© JUNGE FREIHEIT Verlag GmbH & Co. KG www.jungefreiheit.de 45/20 / 30. Oktober 2020

Neue Medien und uralte egalitäre Träume
Digitalisierte Unvernunft
(wm)

Die von Twitter, Facebook & Co. zumindest technisch ermöglichte massive Ausweitung politischer Teilhabechancen hat für den Konstanzer Literaturhistoriker Albrecht Koschorke ihre Vorläufer in den „Medienrevolutionen“ des 15. und 18. Jahrhunderts. Wie heute, so wurden damals bestehende Informations- und Wahrheitsmonopole einer Kommunikationselite angegriffen (Merkur 9/2020). In der Reformationszeit waren es dank der Verbreitung des Buchdrucks schnell und günstig zu vervielfältigende Flugschriften, Sendschreiben oder Predigten, die die weltliche und geistliche Obrigkeit attackierten. In der Epoche der Aufklärung übernahm diese Funktion ein Gewimmel meist kurzlebiger, von „Untergrundliteraten“ redigierter Zeitschriften, die am Vorabend der Französischen Revolution die politische Atmosphäre aufheizten. Heute versprechen „Soziale Medien“ ihren Nutzern die Erfüllung des alten egalitären Traums einer „demokratischeren Demokratie“. Jeder könne durch seine Meinungsäußerung am „Aushandeln“ politischer Entscheidungen teilnehmen, so wie Mitgliederbefragungen in den Parteiapparaten zunehmend hierarchisch kontrollierte Konsenserzeugung ablösen.
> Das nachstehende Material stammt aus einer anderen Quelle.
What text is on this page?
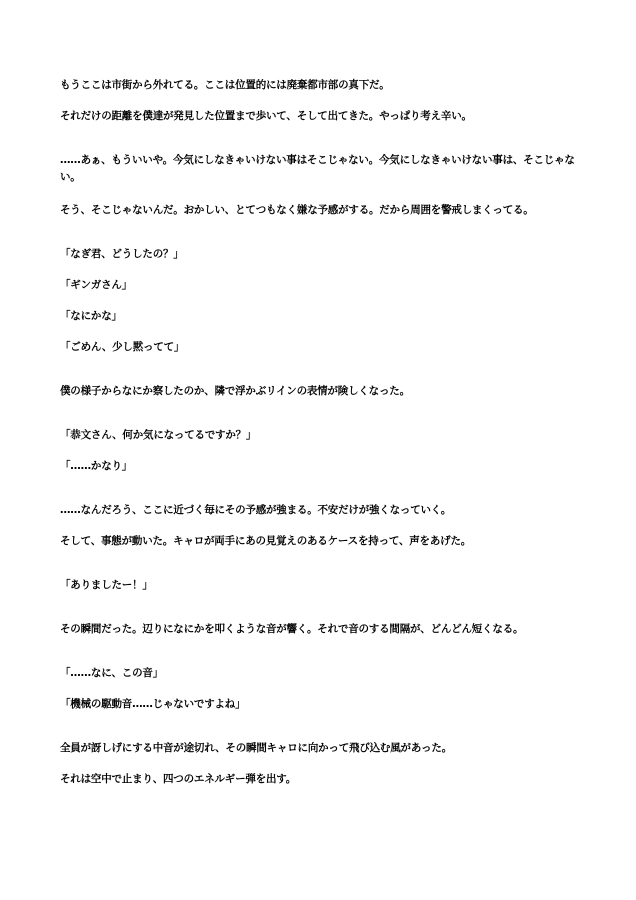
もうここは市街から外れてる。ここは位置的には廃棄都市部の真下だ。

それだけの距離を僕達が発見した位置まで歩いて、そして出てきた。やっぱり考え辛い。

……あぁ、もういいや。今気にしなきゃいけない事はそこじゃない。今気にしなきゃいけない事は、そこじゃない。

そう、そこじゃないんだ。おかしい、とてつもなく嫌な予感がする。だから周囲を警戒しまくってる。

「なぎ君、どうしたの？」

「ギンガさん」

「なにかな」

「ごめん、少し黙ってて」

僕の様子からなにか察したのか、隣で浮かぶリインの表情が険しくなった。

「恭文さん、何か気になってるですか？」

「……かなり」

……なんだろう、ここに近づく毎にその予感が強まる。不安だけが強くなっていく。

そして、事態が動いた。キャロが両手にあの見覚えのあるケースを持って、声をあげた。

「ありましたー！」

その瞬間だった。辺りになにかを叩くような音が響く。それで音のする間隔が、どんどん短くなる。

「……なに、この音」

「機械の駆動音……じゃないですよね」

全員が訝しげにする中音が途切れ、その瞬間キャロに向かって飛び込む風があった。

それは空中で止まり、四つのエネルギー弾を出す。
Dieser Prozeß vertiefe die Krise der Organisationsform Partei, stelle die Repräsentation als zentrales Element demokratischer Willensbildung zur Disposition und verschaffe randständigen „Laienbewegungen und popularkulturellen Strebungen“ bisher nie gekannten Einfluß. Da Vernunft aber keine vollständig demokratisierbare Kategorie sei, stelle sich die Frage, wie in dieser „digitalisierten Demokratie“ noch soziale Verbindlichkeit herzustellen sein werde.